Bartelt told Branscum that he thought ASU was "covering up" his accident and that university officials wanted Bartelt dead so he wouldn't tell others about his injuries and his difficulty getting assistance. He said he wanted others to know about it so they would not "send their kids or grandkids" to the university system.

"He reached the end of his rope," Branscum testified Wednesday afternoon.

Earlier Wednesday, Dunlap questioned an ASU police officer's decision to initiate an active-shooter alert on the Jonesboro campus Dec. 10, arguing that doing so didn't follow the university's policy.

The policy states that such alerts are activated when an "individual is actively engaged in killing or attempting to kill people."

"Brad Bartelt hadn't killed anyone," Dunlap told Lt. Bobby Duff, who along with ASU University Police Capt. Jarrod Long decided to activate the alert.

"I didn't know that at the time," Duff replied. "There were too many unknowns and a definite possibility for the loss of life. We had to act accordingly," Duff said.

At times Dunlap's exchange with Duff became animated, with Dunlap raising his voice and interrupting the officer.

Dunlap's exchange with Duff angered a courthouse employee who made comments on her Facebook page Wednesday afternoon about how the defense attorney did not respect law enforcement officers.

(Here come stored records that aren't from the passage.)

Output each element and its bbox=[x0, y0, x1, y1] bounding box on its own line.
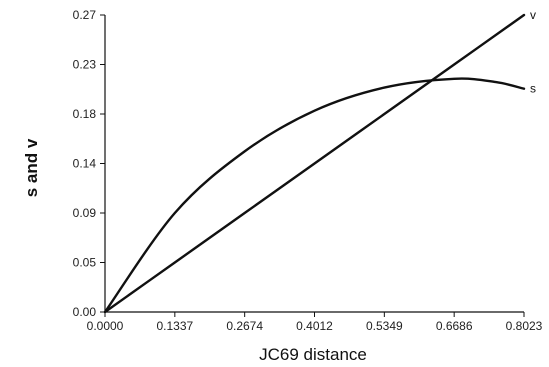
y-tick-label: 0.05 bbox=[73, 256, 97, 270]
y-axis-title: s and v bbox=[22, 138, 41, 197]
y-tick-label: 0.14 bbox=[73, 157, 97, 171]
x-axis-ticks: 0.0000 0.1337 0.2674 0.4012 0.5349 0.6686 0.80… bbox=[87, 312, 543, 333]
y-tick-label: 0.18 bbox=[73, 107, 97, 121]
x-tick-label: 0.6686 bbox=[436, 319, 473, 333]
x-tick-label: 0.4012 bbox=[296, 319, 333, 333]
y-tick-label: 0.00 bbox=[73, 305, 97, 319]
series-label-v: v bbox=[530, 8, 536, 22]
series-group: vs bbox=[103, 8, 536, 314]
y-tick-label: 0.09 bbox=[73, 206, 97, 220]
x-axis-title: JC69 distance bbox=[259, 345, 367, 364]
x-tick-label: 0.0000 bbox=[87, 319, 124, 333]
series-label-s: s bbox=[530, 82, 536, 96]
y-axis-ticks: 0.00 0.05 0.09 0.14 0.18 0.23 0.27 bbox=[73, 8, 105, 319]
x-tick-label: 0.1337 bbox=[156, 319, 193, 333]
x-tick-label: 0.5349 bbox=[366, 319, 403, 333]
x-tick-label: 0.8023 bbox=[506, 319, 543, 333]
y-tick-label: 0.27 bbox=[73, 8, 97, 22]
x-tick-label: 0.2674 bbox=[226, 319, 263, 333]
y-tick-label: 0.23 bbox=[73, 58, 97, 72]
series-line-v bbox=[103, 13, 526, 314]
series-line-s bbox=[103, 77, 526, 314]
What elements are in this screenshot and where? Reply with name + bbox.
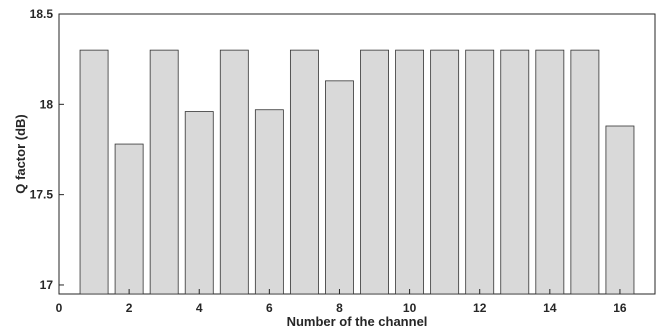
- bar-channel-6: [254, 109, 284, 295]
- bar-channel-4: [184, 111, 214, 295]
- bar-channel-16: [605, 125, 635, 295]
- x-tick-label: 6: [266, 301, 273, 315]
- bar-channel-8: [325, 80, 354, 295]
- bar-channel-1: [79, 49, 109, 295]
- x-tick-label: 0: [56, 301, 63, 315]
- y-tick-label: 17.5: [30, 188, 54, 202]
- bar-channel-7: [289, 49, 319, 295]
- bar-channel-2: [114, 143, 144, 295]
- bar-channel-5: [219, 49, 249, 295]
- bar-channel-15: [570, 49, 600, 295]
- x-tick-label: 8: [336, 301, 343, 315]
- x-axis-label: Number of the channel: [287, 314, 428, 329]
- bars-group: [79, 49, 635, 295]
- bar-channel-9: [360, 49, 389, 295]
- y-tick-label: 18: [40, 97, 54, 111]
- x-tick-label: 2: [126, 301, 133, 315]
- plot-area: [58, 13, 656, 295]
- x-tick-label: 16: [613, 301, 627, 315]
- y-tick-label: 17: [40, 278, 54, 292]
- x-tick-label: 14: [543, 301, 557, 315]
- bar-channel-13: [500, 49, 530, 295]
- y-axis-label: Q factor (dB): [13, 114, 28, 193]
- bar-channel-14: [535, 49, 565, 295]
- x-tick-label: 12: [473, 301, 487, 315]
- bar-channel-10: [395, 49, 425, 295]
- bar-channel-11: [430, 49, 460, 295]
- bar-channel-12: [465, 49, 495, 295]
- x-tick-label: 10: [403, 301, 417, 315]
- x-tick-label: 4: [196, 301, 203, 315]
- x-ticks-group: 0 2 4 6 8 10 12 14 16: [56, 289, 627, 315]
- y-ticks-group: 17 17.5 18 18.5: [30, 7, 64, 292]
- y-tick-label: 18.5: [30, 7, 54, 21]
- bar-channel-3: [149, 49, 179, 295]
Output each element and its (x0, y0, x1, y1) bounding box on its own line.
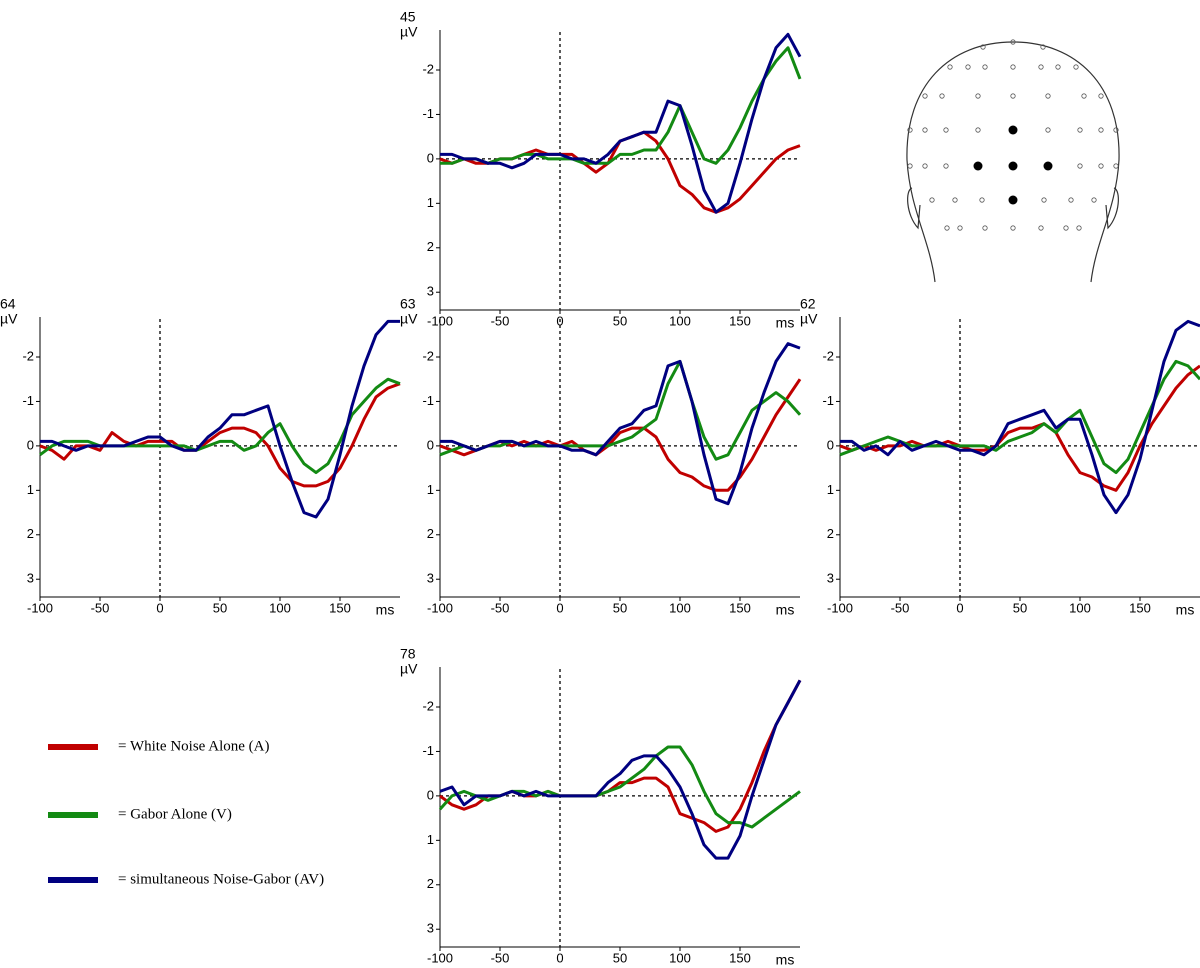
selected-electrodes (973, 125, 1053, 205)
x-axis-label: ms (1176, 602, 1195, 618)
y-tick-label: 3 (27, 571, 34, 586)
erp-line (439, 359, 802, 461)
y-tick-label: 1 (827, 482, 834, 497)
x-tick-label: 0 (556, 950, 563, 965)
panel-title: 62 (800, 296, 816, 312)
erp-line (440, 342, 801, 506)
y-tick-label: 0 (427, 787, 434, 802)
y-tick-label: 3 (427, 921, 434, 936)
y-tick-label: 3 (427, 571, 434, 586)
erp-line (439, 679, 802, 833)
erp-line (839, 364, 1200, 492)
y-tick-label: 0 (27, 437, 34, 452)
legend-label: = simultaneous Noise-Gabor (AV) (118, 871, 324, 887)
x-tick-label: 150 (729, 313, 751, 328)
y-tick-label: -1 (22, 393, 34, 408)
erp-line (39, 382, 401, 488)
x-tick-label: -100 (427, 950, 453, 965)
y-axis-label: µV (0, 311, 18, 327)
y-tick-label: -2 (822, 348, 834, 363)
y-tick-label: 2 (27, 526, 34, 541)
legend-label: = White Noise Alone (A) (118, 738, 270, 754)
y-axis-label: µV (400, 661, 418, 677)
erp-line (40, 319, 400, 519)
head-outline (906, 41, 1120, 283)
y-tick-label: -1 (422, 106, 434, 121)
x-tick-label: 100 (669, 600, 691, 615)
y-axis-label: µV (800, 311, 818, 327)
panel-title: 64 (0, 296, 16, 312)
y-tick-label: 2 (827, 526, 834, 541)
y-tick-label: 0 (827, 437, 834, 452)
y-tick-label: -1 (422, 393, 434, 408)
y-tick-label: -2 (22, 348, 34, 363)
y-axis-label: µV (400, 311, 418, 327)
x-tick-label: 150 (1129, 600, 1151, 615)
y-tick-label: 0 (427, 437, 434, 452)
x-tick-label: 100 (669, 950, 691, 965)
x-tick-label: 50 (213, 600, 227, 615)
x-tick-label: -50 (891, 600, 910, 615)
x-axis-label: ms (776, 602, 795, 618)
x-tick-label: -100 (427, 600, 453, 615)
erp-line (840, 319, 1200, 515)
panel-title: 78 (400, 646, 416, 662)
x-tick-label: -100 (827, 600, 853, 615)
y-tick-label: 2 (427, 876, 434, 891)
x-tick-label: 150 (729, 950, 751, 965)
left-ear (907, 187, 921, 230)
x-tick-label: -50 (91, 600, 110, 615)
panel-title: 45 (400, 9, 416, 25)
erp-line (439, 378, 802, 492)
x-tick-label: -50 (491, 600, 510, 615)
erp-line (839, 359, 1200, 475)
head-diagram (906, 39, 1120, 283)
x-tick-label: 150 (329, 600, 351, 615)
x-tick-label: 50 (613, 600, 627, 615)
y-tick-label: -1 (422, 743, 434, 758)
y-tick-label: 1 (427, 195, 434, 210)
y-tick-label: 3 (427, 284, 434, 299)
x-tick-label: 150 (729, 600, 751, 615)
x-tick-label: 0 (556, 600, 563, 615)
y-tick-label: 3 (827, 571, 834, 586)
right-ear (1105, 187, 1119, 230)
x-tick-label: 100 (1069, 600, 1091, 615)
x-axis-label: ms (776, 315, 795, 331)
x-tick-label: -50 (491, 950, 510, 965)
x-tick-label: 50 (613, 313, 627, 328)
x-tick-label: -50 (491, 313, 510, 328)
electrodes (907, 39, 1119, 231)
erp-line (439, 679, 802, 860)
y-tick-label: -2 (422, 698, 434, 713)
y-tick-label: 2 (427, 526, 434, 541)
x-tick-label: 50 (1013, 600, 1027, 615)
x-tick-label: 100 (269, 600, 291, 615)
x-tick-label: 50 (613, 950, 627, 965)
y-tick-label: -2 (422, 61, 434, 76)
y-tick-label: 1 (427, 482, 434, 497)
legend-label: = Gabor Alone (V) (118, 806, 232, 822)
x-tick-label: 100 (669, 313, 691, 328)
y-tick-label: -1 (822, 393, 834, 408)
x-axis-label: ms (376, 602, 395, 618)
x-tick-label: 0 (156, 600, 163, 615)
erp-line (440, 32, 802, 214)
y-axis-label: µV (400, 24, 418, 40)
x-tick-label: -100 (27, 600, 53, 615)
y-tick-label: -2 (422, 348, 434, 363)
y-tick-label: 2 (427, 239, 434, 254)
x-tick-label: 0 (956, 600, 963, 615)
erp-line (440, 46, 802, 165)
y-tick-label: 0 (427, 150, 434, 165)
y-tick-label: 1 (27, 482, 34, 497)
y-tick-label: 1 (427, 832, 434, 847)
panel-title: 63 (400, 296, 416, 312)
x-axis-label: ms (776, 952, 795, 968)
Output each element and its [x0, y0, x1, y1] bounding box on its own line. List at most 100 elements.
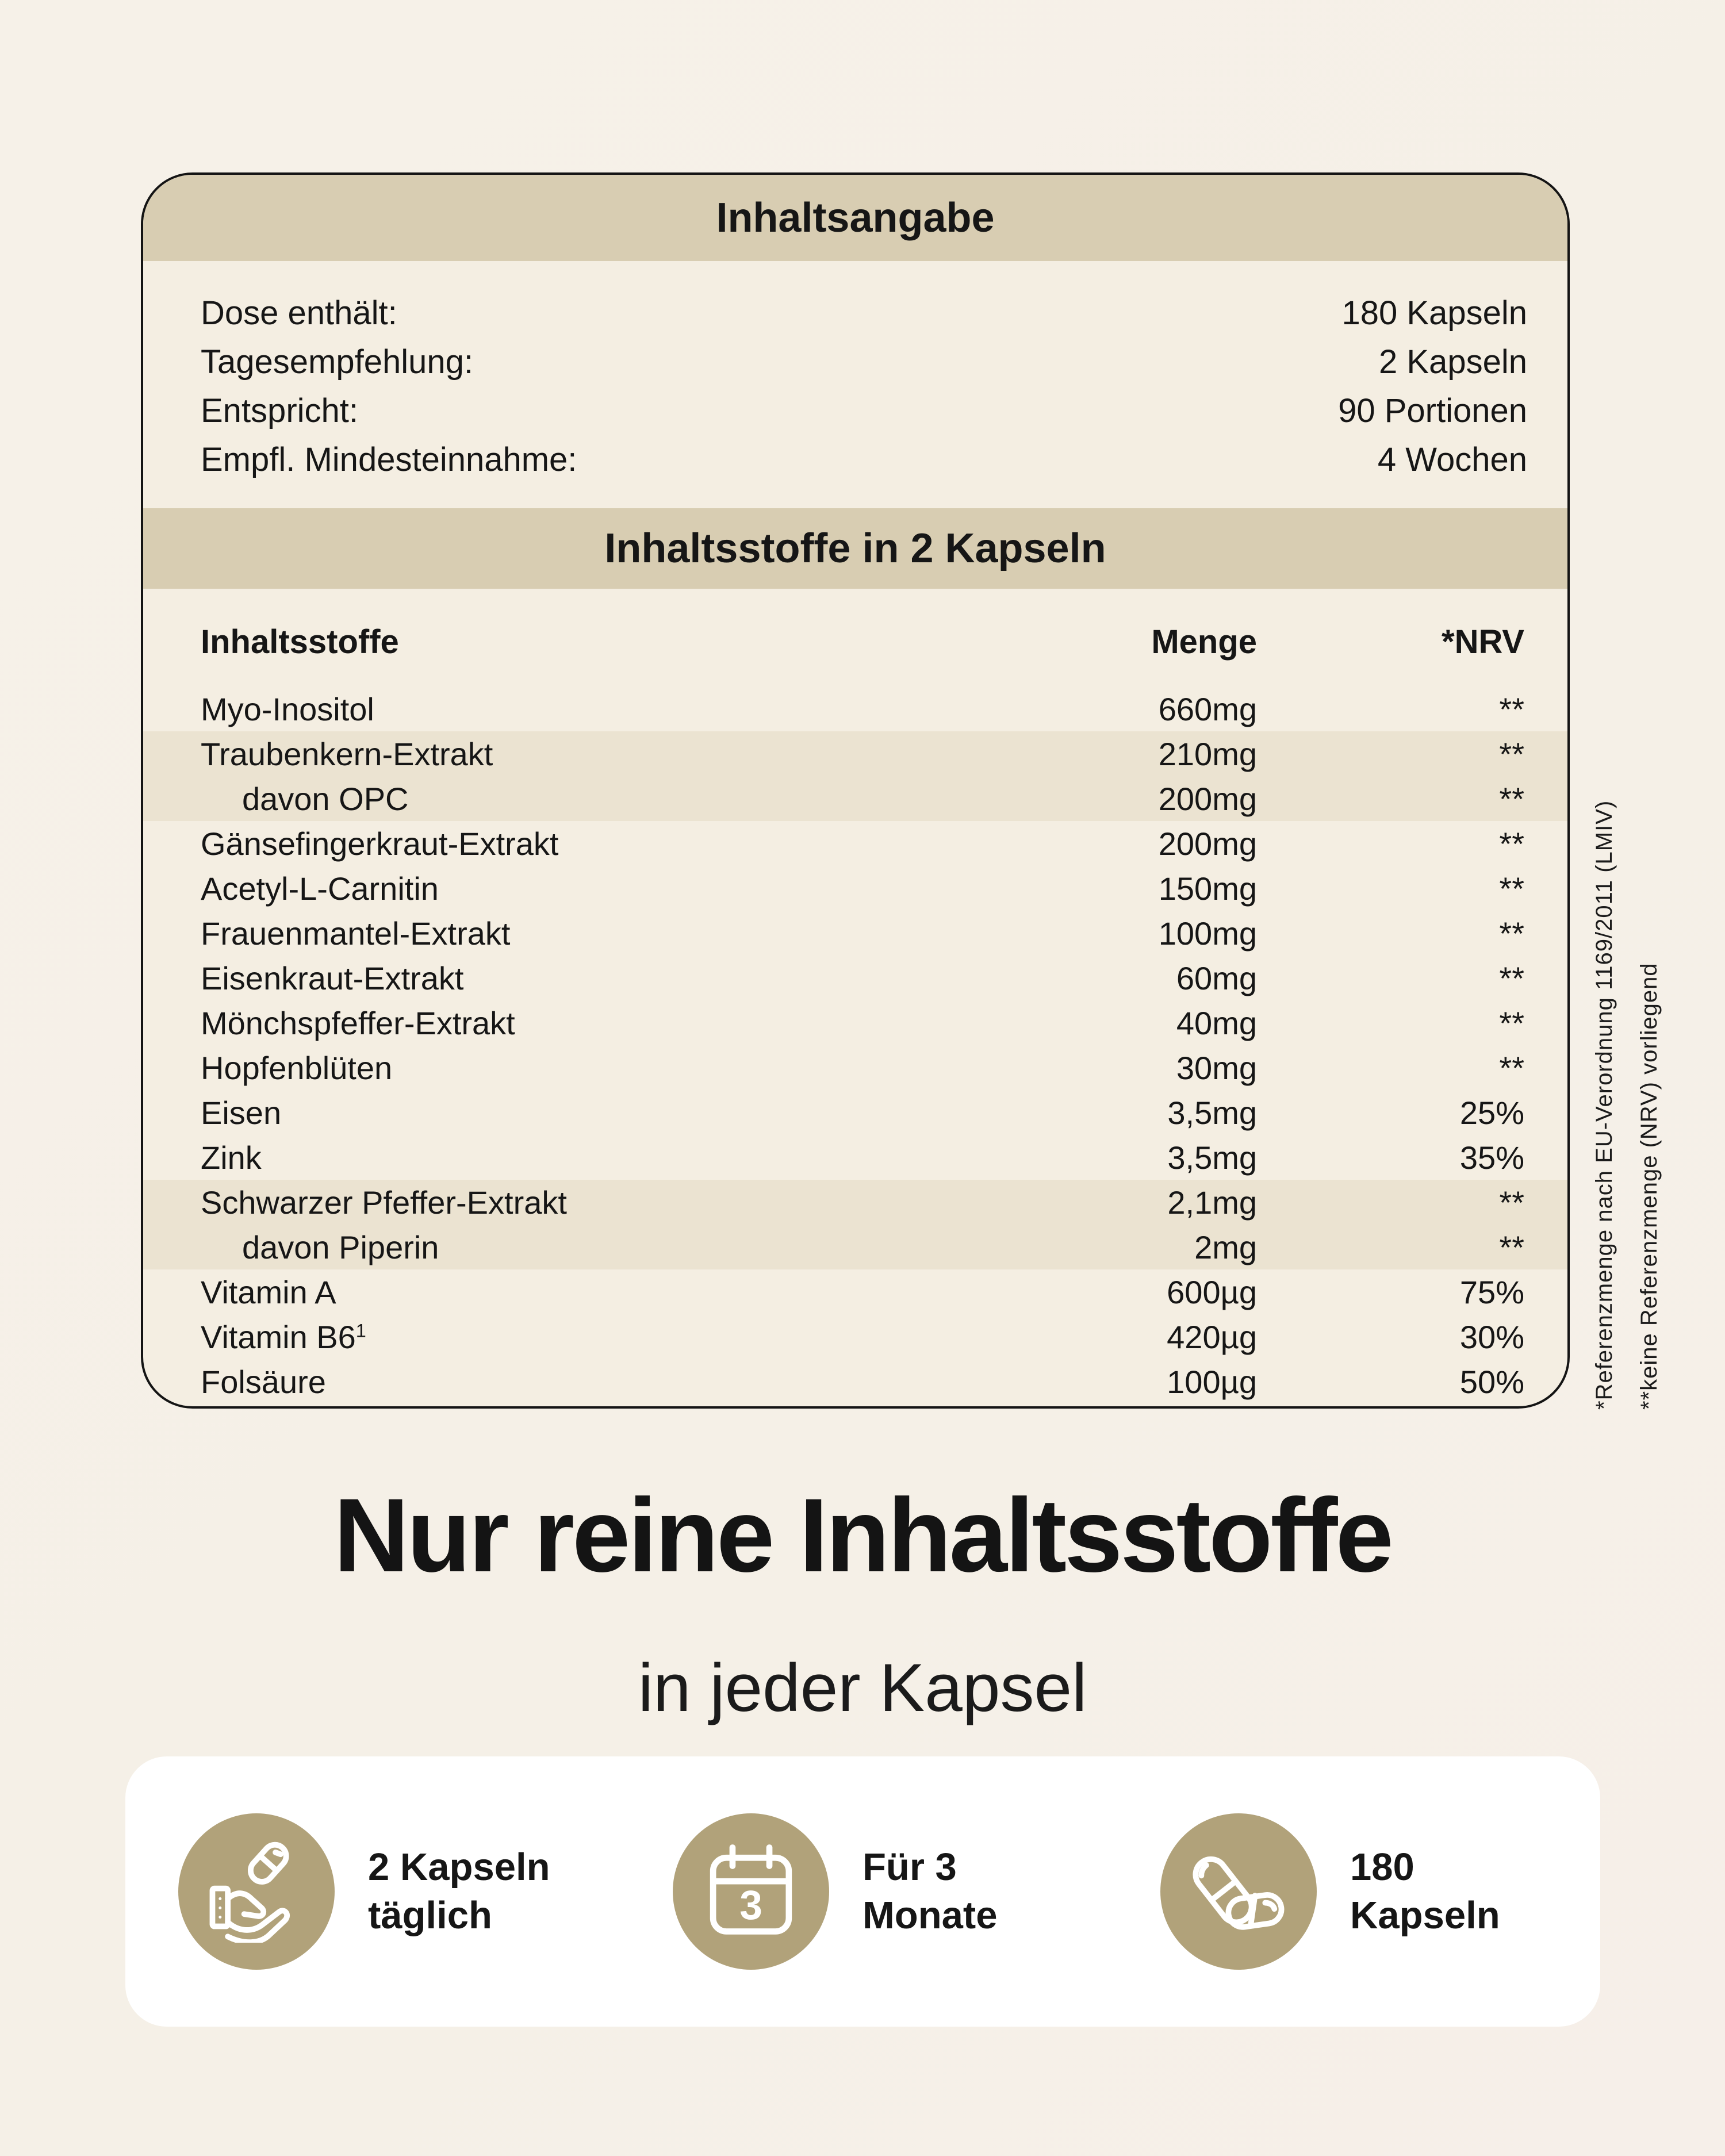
card-title-band: Inhaltsangabe: [143, 175, 1567, 261]
info-label: Entspricht:: [201, 392, 358, 429]
ingredient-nrv: **: [1499, 690, 1524, 727]
table-row: Schwarzer Pfeffer-Extrakt 2,1mg **: [143, 1180, 1567, 1225]
table-header-amount: Menge: [1151, 623, 1257, 661]
info-label: Empfl. Mindesteinnahme:: [201, 441, 577, 478]
table-row: Eisen 3,5mg 25%: [143, 1090, 1567, 1135]
dose-info-section: Dose enthält: 180 Kapseln Tagesempfehlung:…: [143, 261, 1567, 508]
table-row: davon OPC 200mg **: [143, 776, 1567, 821]
table-row: Myo-Inositol 660mg **: [143, 686, 1567, 731]
benefit-caption: 2 Kapseln täglich: [368, 1843, 550, 1940]
ingredient-amount: 100µg: [1167, 1363, 1257, 1400]
benefit-caption-line1: Für 3: [862, 1846, 957, 1889]
hand-capsule-icon: [209, 1842, 290, 1943]
benefit-caption-line2: Kapseln: [1350, 1894, 1500, 1937]
ingredient-name-superscript: 1: [355, 1319, 366, 1341]
benefit-count: 180 Kapseln: [1160, 1813, 1500, 1970]
info-value: 90 Portionen: [1338, 392, 1527, 429]
ingredient-nrv: 75%: [1459, 1273, 1524, 1310]
benefit-caption: 180 Kapseln: [1350, 1843, 1500, 1940]
benefit-circle: 3: [673, 1813, 829, 1970]
ingredient-name: Myo-Inositol: [201, 690, 374, 727]
ingredient-nrv: **: [1499, 735, 1524, 772]
calendar-icon: 3: [710, 1844, 792, 1935]
ingredient-nrv: **: [1499, 1004, 1524, 1041]
ingredient-amount: 30mg: [1176, 1049, 1257, 1086]
ingredient-name: Acetyl-L-Carnitin: [201, 870, 439, 907]
ingredient-amount: 600µg: [1167, 1273, 1257, 1310]
info-value: 180 Kapseln: [1341, 294, 1527, 332]
table-row: Acetyl-L-Carnitin 150mg **: [143, 866, 1567, 911]
ingredient-name: Frauenmantel-Extrakt: [201, 915, 511, 952]
ingredient-nrv: 25%: [1459, 1094, 1524, 1131]
ingredient-name: Vitamin A: [201, 1273, 336, 1310]
ingredient-name: davon Piperin: [242, 1229, 439, 1265]
table-row: Gänsefingerkraut-Extrakt 200mg **: [143, 821, 1567, 866]
table-row: Folsäure 100µg 50%: [143, 1359, 1567, 1404]
table-header-row: Inhaltsstoffe Menge *NRV: [143, 589, 1567, 686]
benefit-circle: [178, 1813, 335, 1970]
info-label: Tagesempfehlung:: [201, 343, 473, 381]
ingredient-name: Eisenkraut-Extrakt: [201, 960, 464, 996]
ingredient-name: Vitamin B61: [201, 1318, 366, 1355]
ingredient-nrv: **: [1499, 780, 1524, 817]
ingredients-table-body: Myo-Inositol 660mg ** Traubenkern-Extrakt 21…: [143, 686, 1567, 1404]
ingredient-nrv: **: [1499, 915, 1524, 952]
benefits-bar: 2 Kapseln täglich 3 Für 3 Monate: [125, 1756, 1600, 2027]
info-row: Dose enthält: 180 Kapseln: [201, 289, 1527, 337]
benefit-caption-line2: täglich: [368, 1894, 492, 1937]
benefit-duration: 3 Für 3 Monate: [673, 1813, 998, 1970]
claim-subheadline: in jeder Kapsel: [638, 1650, 1087, 1726]
benefit-caption-line1: 2 Kapseln: [368, 1846, 550, 1889]
benefit-daily-dose: 2 Kapseln täglich: [178, 1813, 550, 1970]
ingredient-amount: 200mg: [1158, 825, 1257, 862]
ingredient-amount: 2mg: [1194, 1229, 1257, 1265]
info-value: 2 Kapseln: [1379, 343, 1527, 381]
benefit-caption: Für 3 Monate: [862, 1843, 998, 1940]
ingredients-band: Inhaltsstoffe in 2 Kapseln: [143, 508, 1567, 589]
ingredient-amount: 200mg: [1158, 780, 1257, 817]
ingredient-nrv: **: [1499, 825, 1524, 862]
ingredient-amount: 210mg: [1158, 735, 1257, 772]
footnote-reference-text: *Referenzmenge nach EU-Verordnung 1169/2…: [1592, 800, 1617, 1410]
table-header-ingredients: Inhaltsstoffe: [201, 623, 399, 661]
info-value: 4 Wochen: [1377, 441, 1527, 478]
ingredient-nrv: **: [1499, 1049, 1524, 1086]
ingredient-name: Schwarzer Pfeffer-Extrakt: [201, 1184, 567, 1221]
claim-headline: Nur reine Inhaltsstoffe: [334, 1476, 1394, 1594]
ingredient-amount: 3,5mg: [1167, 1094, 1257, 1131]
ingredient-amount: 3,5mg: [1167, 1139, 1257, 1176]
footnote-no-nrv-text: **keine Referenzmenge (NRV) vorliegend: [1636, 962, 1662, 1410]
table-row: Traubenkern-Extrakt 210mg **: [143, 731, 1567, 776]
info-row: Empfl. Mindesteinnahme: 4 Wochen: [201, 435, 1527, 484]
ingredient-nrv: 35%: [1459, 1139, 1524, 1176]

On the basis of that post, Dunlap asked for a mistrial, saying he worried that jurors may have seen it during a lunch break.

"I was very adamant in my cross-examination of [Duff]," Dunlap said. "[The employee] sat in the courtroom with tears of sympathy in her eyes.

"While I was up here vigorously attacking [Duff's] credibility, she was sitting there with tears. It had to prejudice the jury. There is no way Brad Bartelt can get a fair trial."

Circuit Judge Tommy Fowler questioned each juror to determine if any had seen the Facebook message. When each denied seeing the post, Fowler rejected Dunlap's request for a mistrial.

Also Wednesday, jurors saw an hour-and-a-half video taken from Jonesboro Police Chief Rick Elliott's dashboard camera that showed Bartelt's pickup parked on the ASU campus and officers' attempts to negotiate with Bartelt.

The chief testified that he didn't see Bartelt point his shotgun at officers but that Bartelt often held it to his own chin.

At times, Bartelt stepped out of his truck and pointed his weapon at a large propane tank that sat in the pickup bed, Elliott said. The chief testified that he feared that Bartelt might shoot it, causing an explosion.

The state is expected to rest its case today.

Bartelt said he will testify once the defense presents its case, and he hopes the trial will conclude Friday.